Una torta che sa di casa, di sapori genuini, di infanzia. Un gusto semplice che richiama alla mente la merenda da bambini, i pasticci con la mamma in cucina, le mani che si sporcano di farina per la prima volta. Un dolce di cui non ci si stanca mai, perfetto da inzuppare nel tè o nel latte a colazione, oppure da gustare da solo (la foto non rende, ma vi assicuro che è la torta più soffice mai mangiata in vita mia). Si conserva fino a 3/4 giorni.

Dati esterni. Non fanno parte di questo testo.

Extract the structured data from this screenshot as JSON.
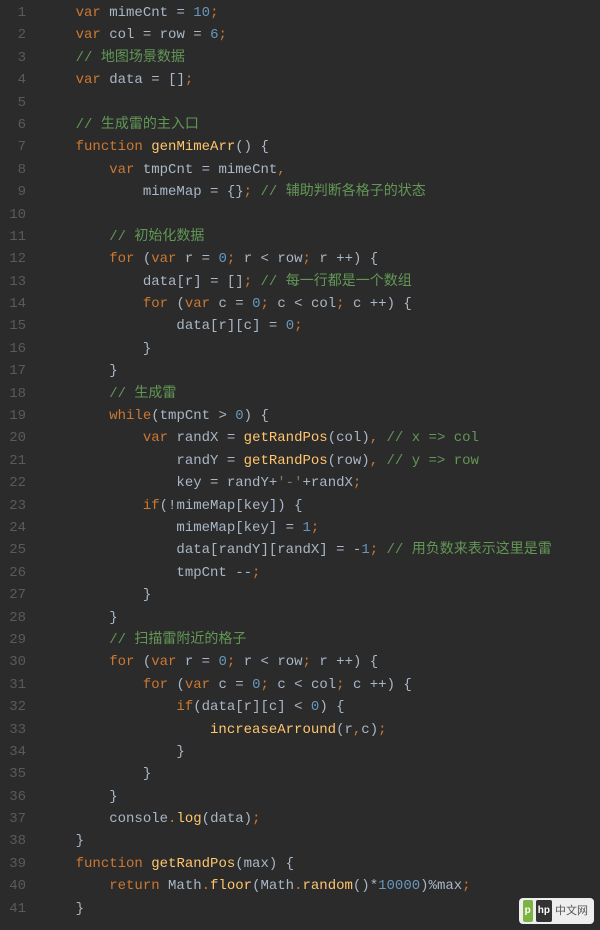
{
  "line_count": 41,
  "code": {
    "l1": {
      "kw1": "var",
      "id1": " mimeCnt ",
      "op1": "= ",
      "num1": "10",
      "p1": ";"
    },
    "l2": {
      "kw1": "var",
      "id1": " col ",
      "op1": "= ",
      "id2": "row ",
      "op2": "= ",
      "num1": "6",
      "p1": ";"
    },
    "l3": {
      "cmt": "// 地图场景数据"
    },
    "l4": {
      "kw1": "var",
      "id1": " data ",
      "op1": "= ",
      "par": "[]",
      "p1": ";"
    },
    "l5": {
      "blank": ""
    },
    "l6": {
      "cmt": "// 生成雷的主入口"
    },
    "l7": {
      "kw1": "function ",
      "fn": "genMimeArr",
      "par": "() {"
    },
    "l8": {
      "kw1": "var",
      "id1": " tmpCnt ",
      "op1": "= ",
      "id2": "mimeCnt",
      "p1": ","
    },
    "l9": {
      "id1": "mimeMap ",
      "op1": "= ",
      "par": "{}",
      "p1": "; ",
      "cmt": "// 辅助判断各格子的状态"
    },
    "l10": {
      "blank": ""
    },
    "l11": {
      "cmt": "// 初始化数据"
    },
    "l12": {
      "kw1": "for ",
      "par1": "(",
      "kw2": "var",
      "id1": " r ",
      "op1": "= ",
      "num1": "0",
      "p1": "; ",
      "id2": "r ",
      "op2": "< ",
      "id3": "row",
      "p2": "; ",
      "id4": "r ",
      "op3": "++",
      "par2": ") {"
    },
    "l13": {
      "id1": "data",
      "par1": "[",
      "id2": "r",
      "par2": "] ",
      "op1": "= ",
      "par3": "[]",
      "p1": "; ",
      "cmt": "// 每一行都是一个数组"
    },
    "l14": {
      "kw1": "for ",
      "par1": "(",
      "kw2": "var",
      "id1": " c ",
      "op1": "= ",
      "num1": "0",
      "p1": "; ",
      "id2": "c ",
      "op2": "< ",
      "id3": "col",
      "p2": "; ",
      "id4": "c ",
      "op3": "++",
      "par2": ") {"
    },
    "l15": {
      "id1": "data",
      "par1": "[",
      "id2": "r",
      "par2": "][",
      "id3": "c",
      "par3": "] ",
      "op1": "= ",
      "num1": "0",
      "p1": ";"
    },
    "l16": {
      "par": "}"
    },
    "l17": {
      "par": "}"
    },
    "l18": {
      "cmt": "// 生成雷"
    },
    "l19": {
      "kw1": "while",
      "par1": "(",
      "id1": "tmpCnt ",
      "op1": "> ",
      "num1": "0",
      "par2": ") {"
    },
    "l20": {
      "kw1": "var",
      "id1": " randX ",
      "op1": "= ",
      "fn": "getRandPos",
      "par1": "(",
      "id2": "col",
      "par2": ")",
      "p1": ", ",
      "cmt": "// x => col"
    },
    "l21": {
      "id1": "randY ",
      "op1": "= ",
      "fn": "getRandPos",
      "par1": "(",
      "id2": "row",
      "par2": ")",
      "p1": ", ",
      "cmt": "// y => row"
    },
    "l22": {
      "id1": "key ",
      "op1": "= ",
      "id2": "randY",
      "op2": "+",
      "str": "'-'",
      "op3": "+",
      "id3": "randX",
      "p1": ";"
    },
    "l23": {
      "kw1": "if",
      "par1": "(!",
      "id1": "mimeMap",
      "par2": "[",
      "id2": "key",
      "par3": "]) {"
    },
    "l24": {
      "id1": "mimeMap",
      "par1": "[",
      "id2": "key",
      "par2": "] ",
      "op1": "= ",
      "num1": "1",
      "p1": ";"
    },
    "l25": {
      "id1": "data",
      "par1": "[",
      "id2": "randY",
      "par2": "][",
      "id3": "randX",
      "par3": "] ",
      "op1": "= ",
      "op2": "-",
      "num1": "1",
      "p1": "; ",
      "cmt": "// 用负数来表示这里是雷"
    },
    "l26": {
      "id1": "tmpCnt ",
      "op1": "--",
      "p1": ";"
    },
    "l27": {
      "par": "}"
    },
    "l28": {
      "par": "}"
    },
    "l29": {
      "cmt": "// 扫描雷附近的格子"
    },
    "l30": {
      "kw1": "for ",
      "par1": "(",
      "kw2": "var",
      "id1": " r ",
      "op1": "= ",
      "num1": "0",
      "p1": "; ",
      "id2": "r ",
      "op2": "< ",
      "id3": "row",
      "p2": "; ",
      "id4": "r ",
      "op3": "++",
      "par2": ") {"
    },
    "l31": {
      "kw1": "for ",
      "par1": "(",
      "kw2": "var",
      "id1": " c ",
      "op1": "= ",
      "num1": "0",
      "p1": "; ",
      "id2": "c ",
      "op2": "< ",
      "id3": "col",
      "p2": "; ",
      "id4": "c ",
      "op3": "++",
      "par2": ") {"
    },
    "l32": {
      "kw1": "if",
      "par1": "(",
      "id1": "data",
      "par2": "[",
      "id2": "r",
      "par3": "][",
      "id3": "c",
      "par4": "] ",
      "op1": "< ",
      "num1": "0",
      "par5": ") {"
    },
    "l33": {
      "fn": "increaseArround",
      "par1": "(",
      "id1": "r",
      "p1": ",",
      "id2": "c",
      "par2": ")",
      "p2": ";"
    },
    "l34": {
      "par": "}"
    },
    "l35": {
      "par": "}"
    },
    "l36": {
      "par": "}"
    },
    "l37": {
      "id1": "console",
      "p1": ".",
      "fn": "log",
      "par1": "(",
      "id2": "data",
      "par2": ")",
      "p2": ";"
    },
    "l38": {
      "par": "}"
    },
    "l39": {
      "kw1": "function ",
      "fn": "getRandPos",
      "par1": "(",
      "id1": "max",
      "par2": ") {"
    },
    "l40": {
      "kw1": "return ",
      "id1": "Math",
      "p1": ".",
      "fn1": "floor",
      "par1": "(",
      "id2": "Math",
      "p2": ".",
      "fn2": "random",
      "par2": "()",
      "op1": "*",
      "num1": "10000",
      "par3": ")",
      "op2": "%",
      "id3": "max",
      "p3": ";"
    },
    "l41": {
      "par": "}"
    }
  },
  "indents": {
    "l1": 4,
    "l2": 4,
    "l3": 4,
    "l4": 4,
    "l5": 0,
    "l6": 4,
    "l7": 4,
    "l8": 8,
    "l9": 12,
    "l10": 0,
    "l11": 8,
    "l12": 8,
    "l13": 12,
    "l14": 12,
    "l15": 16,
    "l16": 12,
    "l17": 8,
    "l18": 8,
    "l19": 8,
    "l20": 12,
    "l21": 16,
    "l22": 16,
    "l23": 12,
    "l24": 16,
    "l25": 16,
    "l26": 16,
    "l27": 12,
    "l28": 8,
    "l29": 8,
    "l30": 8,
    "l31": 12,
    "l32": 16,
    "l33": 20,
    "l34": 16,
    "l35": 12,
    "l36": 8,
    "l37": 8,
    "l38": 4,
    "l39": 4,
    "l40": 8,
    "l41": 4
  },
  "watermark": {
    "logo1": "p",
    "logo2": "hp",
    "text": "中文网"
  }
}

1 tazza di bevanda vegetale a scelta

1 tazza di olio extravergine di oliva

2 tazze di zucchero

3 tazze di farina

3 uova

scorza di 1 limone (o arancia)

1 cucchiaino di lievito per dolci

Rompete le uova e unite lo zucchero, mescolare fino a ottenere un composto chiaro e spumoso. Aggiungete la bevanda vegetale, l’olio e incorporare bene. Infine, unite un poco alla volta la farina mescolata con il lievito al composto liquido, aggiungete la scorza di limone e versate in una teglia ricoperta da carta forno (oppure precedentemente unta d’olio e cosparsa di farina). Infornate a 180°C per circa 25 minuti.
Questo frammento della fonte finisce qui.